One of the more careful recalibrations in Georgia toward Donald Trump has come from Gov. Nathan Deal. The two-term Republican cast an early ballot for former Florida Gov. Jeb Bush, who had dropped out of the race by the time Georgia held its March 1 primary. Deal was largely tight-lipped about Trump until he emerged as the party’s presumptive pick.
In an interview this week, though, Deal said he was disappointed by the criticism of Trump by former Massachusetts Gov. Mitt Romney and Arizona U.S. Sen. John McCain, past GOP standard-bearers who had to overcome their own concerns from conservative activists. It’s time for Trump’s staunchest critics to give him a second look, Deal added.
“Do I think that he will modify his positions or maybe explain them more completely? Yes, I think he will,” Deal said. “I’m hopeful that the leaders in positions of responsibility in our country will give him the opportunity to do that and to enlighten him when they think he’s misinformed. And I think he’s going to be willing to listen.”
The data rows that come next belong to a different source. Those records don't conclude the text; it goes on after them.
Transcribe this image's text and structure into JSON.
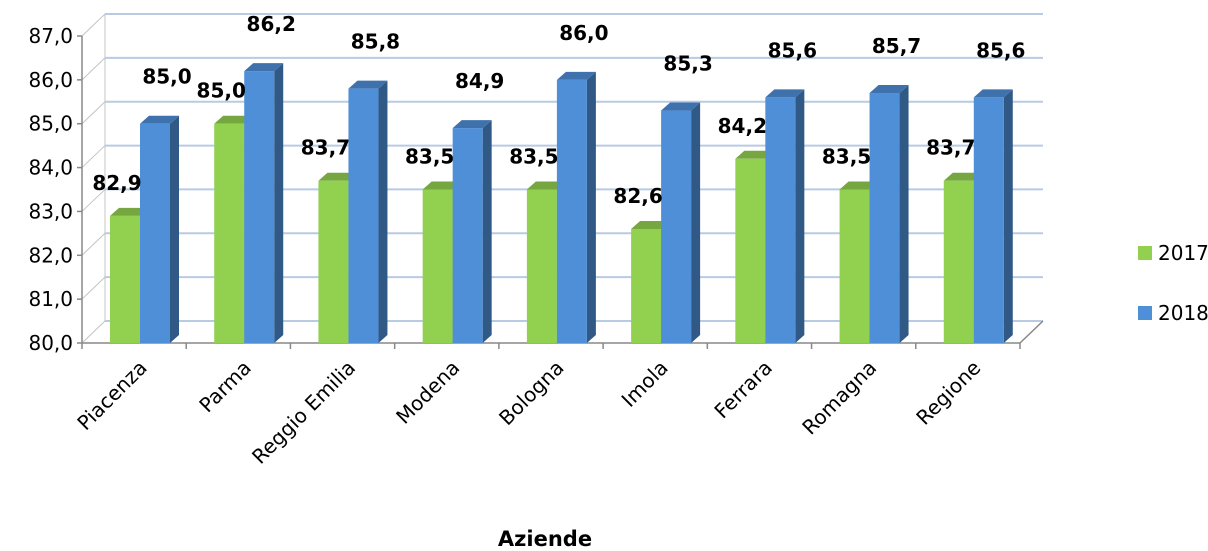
{
  "chart_data": {
    "type": "bar",
    "title": "",
    "xlabel": "Aziende",
    "ylabel": "",
    "ylim": [
      80,
      87
    ],
    "yticks": [
      "80,0",
      "81,0",
      "82,0",
      "83,0",
      "84,0",
      "85,0",
      "86,0",
      "87,0"
    ],
    "grid": true,
    "legend_position": "right",
    "style": "3d-clustered",
    "categories": [
      "Piacenza",
      "Parma",
      "Reggio Emilia",
      "Modena",
      "Bologna",
      "Imola",
      "Ferrara",
      "Romagna",
      "Regione"
    ],
    "series": [
      {
        "name": "2017",
        "color": "#92d050",
        "values": [
          82.9,
          85.0,
          83.7,
          83.5,
          83.5,
          82.6,
          84.2,
          83.5,
          83.7
        ],
        "labels": [
          "82,9",
          "85,0",
          "83,7",
          "83,5",
          "83,5",
          "82,6",
          "84,2",
          "83,5",
          "83,7"
        ]
      },
      {
        "name": "2018",
        "color": "#4f8fd8",
        "values": [
          85.0,
          86.2,
          85.8,
          84.9,
          86.0,
          85.3,
          85.6,
          85.7,
          85.6
        ],
        "labels": [
          "85,0",
          "86,2",
          "85,8",
          "84,9",
          "86,0",
          "85,3",
          "85,6",
          "85,7",
          "85,6"
        ]
      }
    ]
  }
}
It’s a tricky balancing act for Georgia’s top Republicans, who are nervous that Trump could do lasting damage to the party but also fearful of giving a Democratic presidential candidate an opening to win the state for the first time since 1992. They also recognize that openly bucking Trump, who won Georgia’s crowded primary with nearly 40 percent of the vote, could be politically perilous.